Writing Translation: Katrina Dodson, Aditi Machado, & Anna Moschovakis

Katrina Dodson

Katrina Dodson is a writer and a translator from the Portuguese. Her translation of Clarice Lispector’s Complete Stories won the 2016 PEN Translation Prize and other awards. She is currently adapting her Lispector translation journal into a book and is translating the 1928 Brazilian modernist classic Macunaíma, the Hero Without a Character, by Mário de Andrade, for New Directions. Dodson is a mentor in the Mills College MFA in Translation Program and holds a PhD in Comparative Literature from the University of California, Berkeley with a dissertation on Elizabeth Bishop in Brazil.

Photo: Siddarth Machado

Aditi Machado

Aditi Machado is the author of Some Beheadings (Nightboat, 2017) and translator of Farid Tali’s Prosopopoeia (Action, 2016). Her writing has also appeared in chapbook form and in journals like Volt, Jacket2, Western Humanities Review, and World Literature Today, among others.
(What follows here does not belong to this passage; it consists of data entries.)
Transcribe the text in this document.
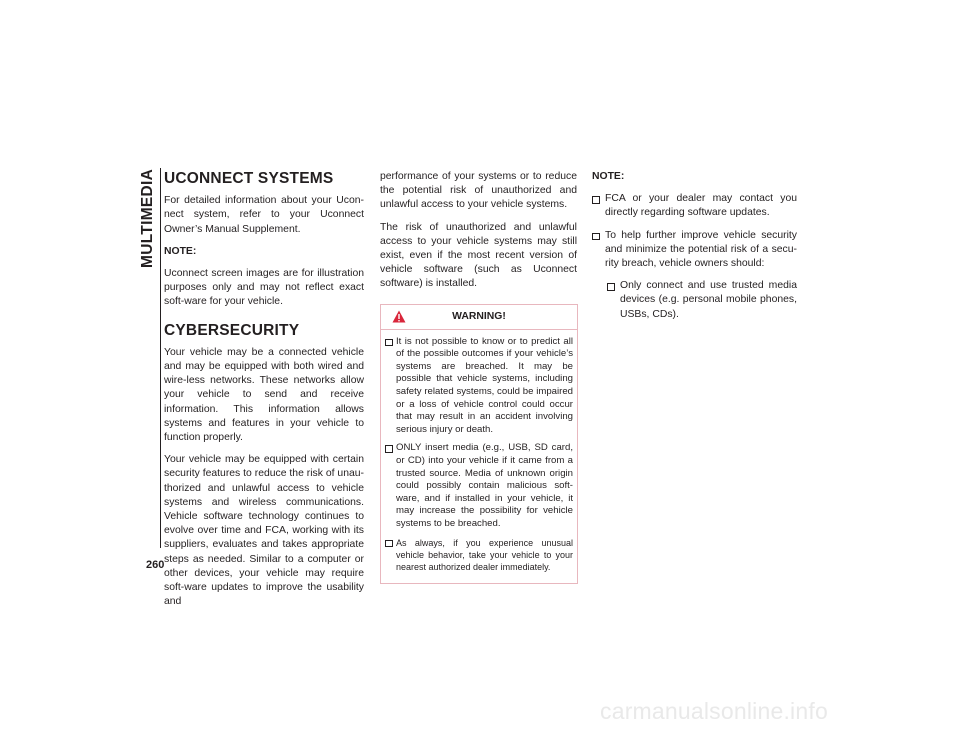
MULTIMEDIA
260
UCONNECT SYSTEMS

For detailed information about your Ucon-nect system, refer to your Uconnect Owner’s Manual Supplement.

NOTE:

Uconnect screen images are for illustration purposes only and may not reflect exact soft-ware for your vehicle.

CYBERSECURITY

Your vehicle may be a connected vehicle and may be equipped with both wired and wire-less networks. These networks allow your vehicle to send and receive information. This information allows systems and features in your vehicle to function properly.

Your vehicle may be equipped with certain security features to reduce the risk of unau-thorized and unlawful access to vehicle systems and wireless communications. Vehicle software technology continues to evolve over time and FCA, working with its suppliers, evaluates and takes appropriate steps as needed. Similar to a computer or other devices, your vehicle may require soft-ware updates to improve the usability and

performance of your systems or to reduce the potential risk of unauthorized and unlawful access to your vehicle systems.

The risk of unauthorized and unlawful access to your vehicle systems may still exist, even if the most recent version of vehicle software (such as Uconnect software) is installed.

WARNING!
It is not possible to know or to predict all of the possible outcomes if your vehicle’s systems are breached. It may be possible that vehicle systems, including safety related systems, could be impaired or a loss of vehicle control could occur that may result in an accident involving serious injury or death.
ONLY insert media (e.g., USB, SD card, or CD) into your vehicle if it came from a trusted source. Media of unknown origin could possibly contain malicious soft-ware, and if installed in your vehicle, it may increase the possibility for vehicle systems to be breached.
As always, if you experience unusual vehicle behavior, take your vehicle to your nearest authorized dealer immediately.

NOTE:

FCA or your dealer may contact you directly regarding software updates.
To help further improve vehicle security and minimize the potential risk of a secu-rity breach, vehicle owners should:
Only connect and use trusted media devices (e.g. personal mobile phones, USBs, CDs).
carmanualsonline.info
She lives in Denver and edits poetry in translation for Asymptote.

Anna Moschovakis

Anna Moschovakis books of poetry include They and We Will Get Into Trouble for This (2016) and You and Three Others Are Approaching a Lake (2011), and her translations include books and texts by Annie Ernaux, Albert Cossery, Claude Cahun, Jean-Luc Nancy, Pierre Alféri, Samira Negrouche, and Robert Bresson. Moschovakis is a long-time member of the publishing collective Ugly Duckling Presse, where she heads up the Dossier Series for investigative texts. She lives in Brooklyn and Delaware County, New York, where in 2015 she co-founded Bushel Collective, an experimental storefront space for art, agriculture and action. Her first novel, Eleanor, or The Rejection of the Progress of Love, will be published in summer 2018.